If the corporate lobbyists have their way – and the European Commission, with British support, seems determined that they shall – we too will have to live in such a screwed-up world. In effect, if we want the government to improve the quality of air, water, food, or working conditions, ministers will be forced either to pay off corporations with millions of pounds of our money or to change the law until it suits the corporations. What price democracy?

But there is more. Lamy, backed by Hewitt, also wants a new WTO agreement on government procurement – the awarding of contracts, paid for with public money, to deliver services or carry out building projects. This market is worth hundreds of billions globally. Transnational corporations want to stop governments giving preference to local companies when awarding contracts and to ban conditions being imposed on the winners. KFC could bid to feed hospital patients or McDonald’s to provide school lunches, and it would be illegal to award the contracts to local catering firms on the basis that they were local, as well as illegal to require McDonald’s and KFC to use British-grown, GM-free food. Parents who want more on their kids’ menus than Filet-O-Fish and McChicken sandwiches would have to contend not just with the local authority but with the WTO itself.

The European Commission, sanctioned once again by the UK, is also leading the push at the WTO for an agreement to give foreign corporations the right to take over domestic services such as the provision of water, energy, transport and, eventually, even health and education.

Crucially, this agreement (known as Gats) would also place legally binding limits on the power of governments to regulate such services. For instance, it would not allow government regulations that failed to comply with the need to be “least trade restrictive”. So, for example, any conservation policy that hindered free trade, such as bans on water exports, would be prohibited. Bulk-water traders, transnational manufacturers and agribusinesses could go from place to place, sucking up water supplies until they are depleted.

The Cancun summit will also hear a US demand to remove all tariffs on non-agricultural goods. This would inevitably accelerate the pace at which natural resources are extracted, as they would become cheaper to trade, leading to even greater destruction of forests, fisheries and other natural resources. New Zealand’s government wants to go further: it will call for an end to “non-tariff barriers” – any laws that restrict trade – thus threatening environmental or social regulations.

There is the further possibility that Cancun will agree to the corporations’ demands that where the provisions of WTO agreements clash with those of multilateral environmental pacts, the former should have priority. This would seriously undermine treaties such as the Kyoto Protocol on climate change, the Montreal Protocol on ozone depletion and the UN Convention on International Trade in Endangered Species. All contain trade instruments to require countries to change their policies in pursuit of global environmental goals and these could be ruled illegal if free-trade rules take precedence.

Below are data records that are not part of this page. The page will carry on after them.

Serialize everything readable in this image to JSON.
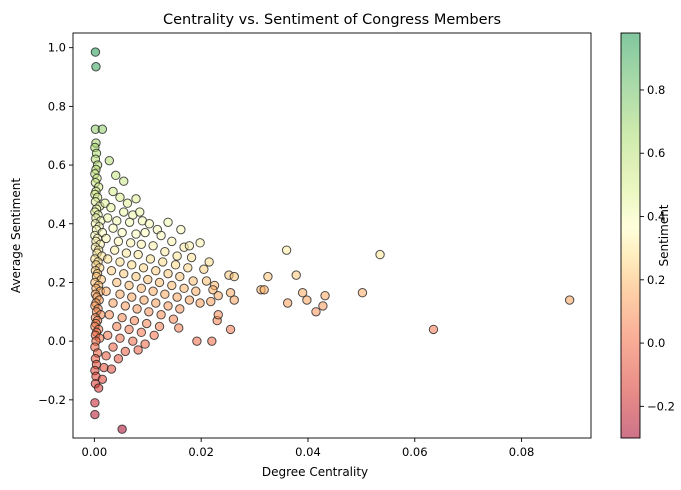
{
  "chart_data": {
    "type": "scatter",
    "title": "Centrality vs. Sentiment of Congress Members",
    "xlabel": "Degree Centrality",
    "ylabel": "Average Sentiment",
    "xlim": [
      -0.004,
      0.093
    ],
    "ylim": [
      -0.33,
      1.05
    ],
    "xticks": [
      0.0,
      0.02,
      0.04,
      0.06,
      0.08
    ],
    "xtick_labels": [
      "0.00",
      "0.02",
      "0.04",
      "0.06",
      "0.08"
    ],
    "yticks": [
      -0.2,
      0.0,
      0.2,
      0.4,
      0.6,
      0.8,
      1.0
    ],
    "ytick_labels": [
      "−0.2",
      "0.0",
      "0.2",
      "0.4",
      "0.6",
      "0.8",
      "1.0"
    ],
    "grid": false,
    "colorbar": {
      "label": "Sentiment",
      "range": [
        -0.3,
        0.98
      ],
      "colormap": "RdYlGn",
      "ticks": [
        -0.2,
        0.0,
        0.2,
        0.4,
        0.6,
        0.8
      ],
      "tick_labels": [
        "−0.2",
        "0.0",
        "0.2",
        "0.4",
        "0.6",
        "0.8"
      ]
    },
    "points": [
      [
        0.0002,
        0.985
      ],
      [
        0.0003,
        0.935
      ],
      [
        0.0002,
        0.722
      ],
      [
        0.0015,
        0.722
      ],
      [
        0.0003,
        0.675
      ],
      [
        0.0001,
        0.66
      ],
      [
        0.0004,
        0.64
      ],
      [
        0.0002,
        0.62
      ],
      [
        0.0006,
        0.6
      ],
      [
        0.0003,
        0.585
      ],
      [
        0.0001,
        0.57
      ],
      [
        0.0005,
        0.555
      ],
      [
        0.0002,
        0.54
      ],
      [
        0.0008,
        0.525
      ],
      [
        0.0003,
        0.51
      ],
      [
        0.0001,
        0.5
      ],
      [
        0.0006,
        0.49
      ],
      [
        0.0002,
        0.475
      ],
      [
        0.001,
        0.46
      ],
      [
        0.0004,
        0.45
      ],
      [
        0.0001,
        0.44
      ],
      [
        0.0007,
        0.43
      ],
      [
        0.0003,
        0.42
      ],
      [
        0.0012,
        0.41
      ],
      [
        0.0002,
        0.4
      ],
      [
        0.0009,
        0.39
      ],
      [
        0.0004,
        0.38
      ],
      [
        0.0015,
        0.37
      ],
      [
        0.0001,
        0.36
      ],
      [
        0.0006,
        0.35
      ],
      [
        0.0003,
        0.34
      ],
      [
        0.0011,
        0.33
      ],
      [
        0.0002,
        0.32
      ],
      [
        0.0008,
        0.31
      ],
      [
        0.0005,
        0.3
      ],
      [
        0.0014,
        0.29
      ],
      [
        0.0001,
        0.28
      ],
      [
        0.0007,
        0.27
      ],
      [
        0.0003,
        0.26
      ],
      [
        0.001,
        0.25
      ],
      [
        0.0002,
        0.24
      ],
      [
        0.0006,
        0.23
      ],
      [
        0.0004,
        0.22
      ],
      [
        0.0013,
        0.21
      ],
      [
        0.0001,
        0.2
      ],
      [
        0.0008,
        0.19
      ],
      [
        0.0003,
        0.18
      ],
      [
        0.0011,
        0.17
      ],
      [
        0.0002,
        0.16
      ],
      [
        0.0005,
        0.15
      ],
      [
        0.0009,
        0.14
      ],
      [
        0.0003,
        0.13
      ],
      [
        0.0001,
        0.12
      ],
      [
        0.0007,
        0.11
      ],
      [
        0.0004,
        0.1
      ],
      [
        0.0012,
        0.09
      ],
      [
        0.0002,
        0.08
      ],
      [
        0.0006,
        0.07
      ],
      [
        0.0003,
        0.06
      ],
      [
        0.0001,
        0.05
      ],
      [
        0.0008,
        0.04
      ],
      [
        0.0004,
        0.03
      ],
      [
        0.0002,
        0.02
      ],
      [
        0.001,
        0.01
      ],
      [
        0.0003,
        0.0
      ],
      [
        0.0001,
        -0.02
      ],
      [
        0.0006,
        -0.04
      ],
      [
        0.0002,
        -0.06
      ],
      [
        0.0004,
        -0.08
      ],
      [
        0.0001,
        -0.1
      ],
      [
        0.0003,
        -0.12
      ],
      [
        0.0002,
        -0.145
      ],
      [
        0.0008,
        -0.16
      ],
      [
        0.0001,
        -0.21
      ],
      [
        0.0001,
        -0.25
      ],
      [
        0.0052,
        -0.3
      ],
      [
        0.0028,
        0.615
      ],
      [
        0.004,
        0.565
      ],
      [
        0.0055,
        0.545
      ],
      [
        0.0035,
        0.51
      ],
      [
        0.0048,
        0.49
      ],
      [
        0.002,
        0.47
      ],
      [
        0.0062,
        0.47
      ],
      [
        0.0078,
        0.485
      ],
      [
        0.0031,
        0.455
      ],
      [
        0.0055,
        0.44
      ],
      [
        0.0072,
        0.43
      ],
      [
        0.0085,
        0.44
      ],
      [
        0.0025,
        0.42
      ],
      [
        0.0042,
        0.41
      ],
      [
        0.0066,
        0.405
      ],
      [
        0.009,
        0.41
      ],
      [
        0.0103,
        0.4
      ],
      [
        0.0138,
        0.405
      ],
      [
        0.0118,
        0.38
      ],
      [
        0.0162,
        0.38
      ],
      [
        0.0035,
        0.385
      ],
      [
        0.0052,
        0.37
      ],
      [
        0.0078,
        0.365
      ],
      [
        0.0095,
        0.37
      ],
      [
        0.0125,
        0.36
      ],
      [
        0.0145,
        0.34
      ],
      [
        0.0168,
        0.32
      ],
      [
        0.0178,
        0.325
      ],
      [
        0.0022,
        0.35
      ],
      [
        0.0045,
        0.34
      ],
      [
        0.0068,
        0.335
      ],
      [
        0.0088,
        0.33
      ],
      [
        0.011,
        0.325
      ],
      [
        0.0132,
        0.305
      ],
      [
        0.0155,
        0.29
      ],
      [
        0.0198,
        0.335
      ],
      [
        0.0182,
        0.285
      ],
      [
        0.0038,
        0.31
      ],
      [
        0.006,
        0.3
      ],
      [
        0.0082,
        0.295
      ],
      [
        0.0105,
        0.28
      ],
      [
        0.0128,
        0.27
      ],
      [
        0.0152,
        0.26
      ],
      [
        0.0175,
        0.25
      ],
      [
        0.0205,
        0.245
      ],
      [
        0.0215,
        0.27
      ],
      [
        0.0025,
        0.28
      ],
      [
        0.0048,
        0.27
      ],
      [
        0.007,
        0.26
      ],
      [
        0.0092,
        0.25
      ],
      [
        0.0115,
        0.24
      ],
      [
        0.0138,
        0.23
      ],
      [
        0.016,
        0.22
      ],
      [
        0.0185,
        0.205
      ],
      [
        0.021,
        0.205
      ],
      [
        0.0225,
        0.19
      ],
      [
        0.0252,
        0.225
      ],
      [
        0.0262,
        0.22
      ],
      [
        0.0032,
        0.24
      ],
      [
        0.0055,
        0.23
      ],
      [
        0.0078,
        0.22
      ],
      [
        0.01,
        0.21
      ],
      [
        0.0122,
        0.2
      ],
      [
        0.0145,
        0.19
      ],
      [
        0.0168,
        0.18
      ],
      [
        0.019,
        0.17
      ],
      [
        0.0222,
        0.175
      ],
      [
        0.0232,
        0.155
      ],
      [
        0.0255,
        0.165
      ],
      [
        0.0218,
        0.135
      ],
      [
        0.0198,
        0.13
      ],
      [
        0.0042,
        0.2
      ],
      [
        0.0065,
        0.19
      ],
      [
        0.0088,
        0.18
      ],
      [
        0.011,
        0.17
      ],
      [
        0.0132,
        0.16
      ],
      [
        0.0155,
        0.15
      ],
      [
        0.0178,
        0.14
      ],
      [
        0.0262,
        0.14
      ],
      [
        0.0022,
        0.17
      ],
      [
        0.0048,
        0.16
      ],
      [
        0.007,
        0.15
      ],
      [
        0.0093,
        0.14
      ],
      [
        0.0115,
        0.13
      ],
      [
        0.0138,
        0.12
      ],
      [
        0.016,
        0.11
      ],
      [
        0.0035,
        0.13
      ],
      [
        0.0058,
        0.12
      ],
      [
        0.008,
        0.11
      ],
      [
        0.0102,
        0.1
      ],
      [
        0.0125,
        0.09
      ],
      [
        0.0148,
        0.075
      ],
      [
        0.0028,
        0.09
      ],
      [
        0.0052,
        0.08
      ],
      [
        0.0075,
        0.07
      ],
      [
        0.0098,
        0.06
      ],
      [
        0.0122,
        0.05
      ],
      [
        0.0158,
        0.045
      ],
      [
        0.0042,
        0.05
      ],
      [
        0.0065,
        0.04
      ],
      [
        0.0088,
        0.03
      ],
      [
        0.0112,
        0.02
      ],
      [
        0.0025,
        0.02
      ],
      [
        0.0048,
        0.01
      ],
      [
        0.0072,
        0.0
      ],
      [
        0.0095,
        -0.01
      ],
      [
        0.0035,
        -0.02
      ],
      [
        0.0058,
        -0.035
      ],
      [
        0.0082,
        -0.03
      ],
      [
        0.0022,
        -0.05
      ],
      [
        0.0045,
        -0.06
      ],
      [
        0.0018,
        -0.09
      ],
      [
        0.0032,
        -0.095
      ],
      [
        0.0015,
        -0.13
      ],
      [
        0.0192,
        0.0
      ],
      [
        0.022,
        0.0
      ],
      [
        0.023,
        0.07
      ],
      [
        0.0232,
        0.09
      ],
      [
        0.0255,
        0.04
      ],
      [
        0.0312,
        0.175
      ],
      [
        0.0318,
        0.175
      ],
      [
        0.0325,
        0.22
      ],
      [
        0.036,
        0.31
      ],
      [
        0.0362,
        0.13
      ],
      [
        0.0378,
        0.225
      ],
      [
        0.039,
        0.165
      ],
      [
        0.0398,
        0.14
      ],
      [
        0.0415,
        0.1
      ],
      [
        0.0428,
        0.12
      ],
      [
        0.0432,
        0.155
      ],
      [
        0.0502,
        0.165
      ],
      [
        0.0535,
        0.295
      ],
      [
        0.0635,
        0.04
      ],
      [
        0.089,
        0.14
      ]
    ]
  }
}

What is being proposed, then, is nothing less than a large-scale transfer of power from democratically elected governments to unelected corporations. It makes all that fuss over the threat to British sovereignty from the new European constitution seem completely misplaced.

It also makes a mockery of new Labour’s repeated claim to “govern for the many, not the few”. And what it does to the government’s claim that it wants to put the environment at the heart of decision-making isn’t printable.

One source of hope is that many governments from developing countries are staunchly opposed to much of this agenda. The challenge will be for them to stay united enough to resist the arm-twisting and bribery that western governments usually deploy. But there is a challenge to ordinary citizens, too. Only in the absence of protest, petitioning and public outrage does this suicidal project stand a hope of succeeding. Four years ago, a WTO meeting in Seattle was derailed by a combination of developing-country opposition and street protests. We must hope that the same happens at Cancun.